Division of Food Science and Biotechnology, Graduate School of Agriculture, Kyoto University, Kyoto 606-8502, Japan.
Bioorg Med Chem Lett. 2013 Aug 1;23(15):4319-23. doi: 10.1016/j.bmcl.2013.05.096. Epub 2013 Jun 7.
Debromoaplysiatoxin (DAT) is a tumor promoter isolated from sea hare and exhibits anti-proliferative activity against several cancer cell lines. To clarify key residues that are responsible for its tumor-promoting activity, we focused on the chiral methoxy group in the side chain, whose role had not yet been discussed or examined before. Demethoxy-DAT (8) was derived from DAT and we evaluated its tumor-promoting activity, anti-proliferative activity, and ability to bind to protein kinase C (PKC) isozymes. Compound 8 showed somewhat weaker tumor-promoting activity than that of DAT both in vitro and in vivo, but showed higher anti-proliferative activity against several cancer cell lines. Although the affinity to novel PKC isozymes of 8 was comparable to that of DAT, the affinity to conventional PKC isozymes decreased slightly. These results suggest that the methoxy group of DAT is one of the key residues critical for tumor-promoting activity but not for anti-proliferative activity. Since the methoxy group has little influence on the molecular hydrophobicity, this is the first report showing that structural factors other than hydrophobicity in the side chain of DAT affected its biological activities.

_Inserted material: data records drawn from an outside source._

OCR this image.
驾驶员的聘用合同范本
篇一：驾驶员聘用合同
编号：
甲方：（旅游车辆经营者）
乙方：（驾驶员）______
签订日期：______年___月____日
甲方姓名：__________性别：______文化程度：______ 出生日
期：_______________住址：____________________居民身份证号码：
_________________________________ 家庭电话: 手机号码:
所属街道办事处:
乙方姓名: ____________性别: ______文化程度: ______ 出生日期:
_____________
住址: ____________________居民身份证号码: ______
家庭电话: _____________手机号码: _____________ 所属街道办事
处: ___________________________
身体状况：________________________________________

去溴海兔毒素(DAT)是从海兔中分离出的一种肿瘤促进剂,对多种癌细胞系具有抗增殖活性。为了阐明负责其肿瘤促进活性的关键残基,我们专注于侧链中的手性甲氧基,其作用以前尚未讨论或检查过。去甲氧基-DAT(8)是从 DAT 衍生而来的,我们评估了其肿瘤促进活性、抗增殖活性以及与蛋白激酶 C(PKC)同工酶的结合能力。化合物 8 在体外和体内均表现出比 DAT 稍弱的肿瘤促进活性,但对几种癌细胞系显示出更高的抗增殖活性。尽管 8 与新型 PKC 同工酶的亲和力与 DAT 相当,但与传统 PKC 同工酶的亲和力略有下降。这些结果表明,DAT 的甲氧基是关键残基之一,对于肿瘤促进活性至关重要,但对于抗增殖活性则不重要。由于甲氧基对分子疏水性的影响很小,这是第一个表明 DAT 侧链中非疏水性结构因素影响其生物学活性的报告。